Третья условная группа включает в себя возможности временнόй «свободы» исполнения – отклонения от пульсации в рамках мелкого метра при условном сохранении ее в рамках более крупного . Мера этих отклонений, а также метрический масштаб доли, выбранной за условную единицу пульса, мобильны и определяются ситуативно – в зависимости от интонационно-драматургической ситуации данного материала. Такая «игра» с акцентной долей возможна только при существовании пульса – направленного, стабильного, необратимого потока ритмических тяготений, не тождественного живому звучанию музыки, существующего в параллельной с ним плоскости. Постоянное сравнение «звучащего» времени с «незвучащим» (пульсом, или континуумом), осуществляемое интонирующим слухом, создает конфликтную игру ритмических напряжений и раскрывает перед музыкой XVII-XX в.в. огромные экспрессивные возможности.

2.

Данная ритмологическая концепция представляется на сегодняшний день наиболее полной и фундаментальной, а теория квалитативной ритмики объясняет большинство спорных моментов ритмологии академической музыки[1], рассмотренных в рамках традиции исследования фиксированного нотного текста. Именно эта традиция лежит в основе современного музыковедения, что закономерно: музыкальное произведение, существующее в форме законченного текста – ядро новоевропейской академической музыки.

Однако в исполнительской практике существует ряд проблем, знакомых всякому исполнителю, но не получивших должного теоретического осмысления. С точки зрения ритмологии в этом отношении более всего «пострадала» не какая-либо исторически отдаленная традиция (Ренессанс, барокко или монодия), а наиболее распространенная из традиций современного музыкально-академического пространства: романтизм[2]. Некоторые существенные аспекты романтической ритмики, осмысление которых имеет прямое практическое значение, до сих пор исследованы только в рамках практического (исполнительского) дискурса – с акцентом на «как», а не на «что».

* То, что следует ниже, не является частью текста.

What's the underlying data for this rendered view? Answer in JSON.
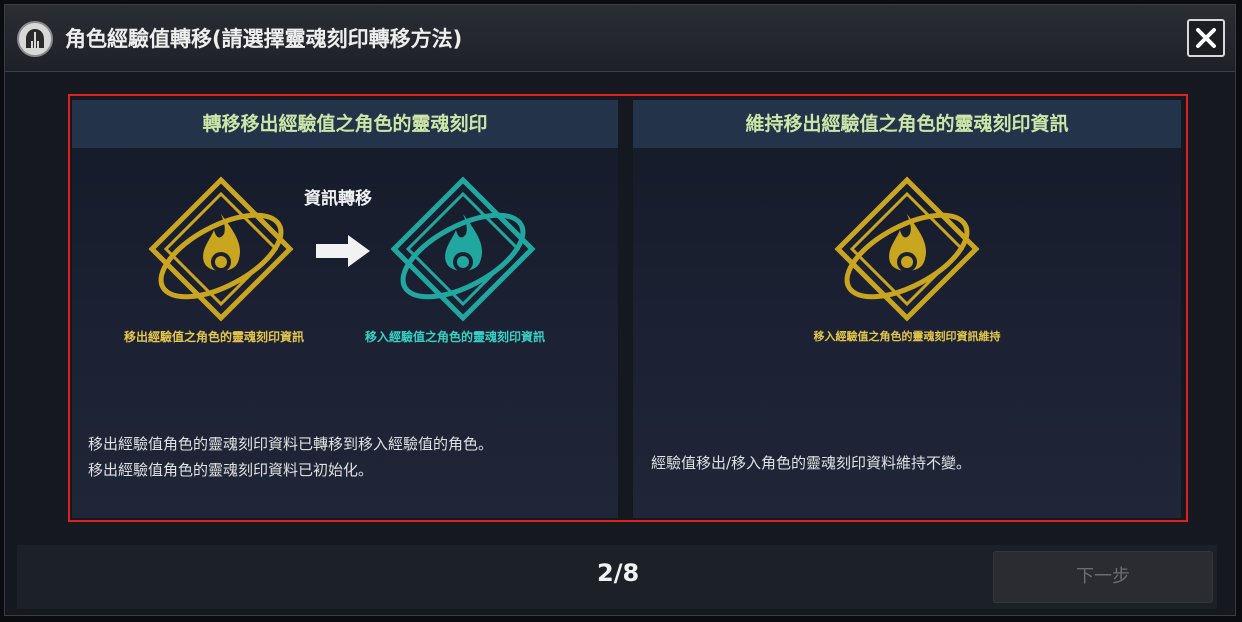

Это можно объяснить несколькими причинами:

1. Известной дискоммуникацией теоретика и практика, возникающей из-за несовпадения практического и теоретического дискурсов, а также из-за недостаточности теоретического опыта у практика и практического у теоретика.

2. Направленностью музыковедческих традиций на дискретное, «письменное», «языковое» (в соссюровском понимании) измерение музыкального времени. Все важнейшие ритмологические концепции – Римана, Конюса, Асафьева, Холоповой, Харлапа – выстроены в плоскости дробления времени. Само слово «ритм» в широком значении привязано к семантике регулярности, дробления, дискретности.

3. Здесь сыграла свою роль одна важная особенность музыкального романтизма, до сих пор не осмысленная в полной мере. Мы привыкли считать, что в наше время исторического, «аутентичного» подхода к исполнительству главный критерий адекватности исполнения – нотный текст, дополненный вербальными источниками (профессиональным, историческим и эстетическим контекстом). Однако сольное романтическое исполнительство является устной традицией – в той мере, в какой оно имеет общие особенности, не сводимые к конкретному материалу.

Этот тезис, тем более парадоксальный, что именно романтизм окончательно закрепил за нотной записью статус доминирующей, законченной, самодостаточной формы музыкального бытия, становится более понятным, если осознать следующую очевидность: в линейной нотации не существует знаков, обозначающих отличия романтического времени от других музыкальных традиций, в частности – от классицизма. Тем не менее всякий исполнитель знает, что такое «романтический стиль» исполнения, чем и насколько он отличается от стилей иных традиций, – как и то, что данный стиль есть не проявление случайного волюнтаризма исполнителя, а система, имеющая сложную организацию своих составляющих.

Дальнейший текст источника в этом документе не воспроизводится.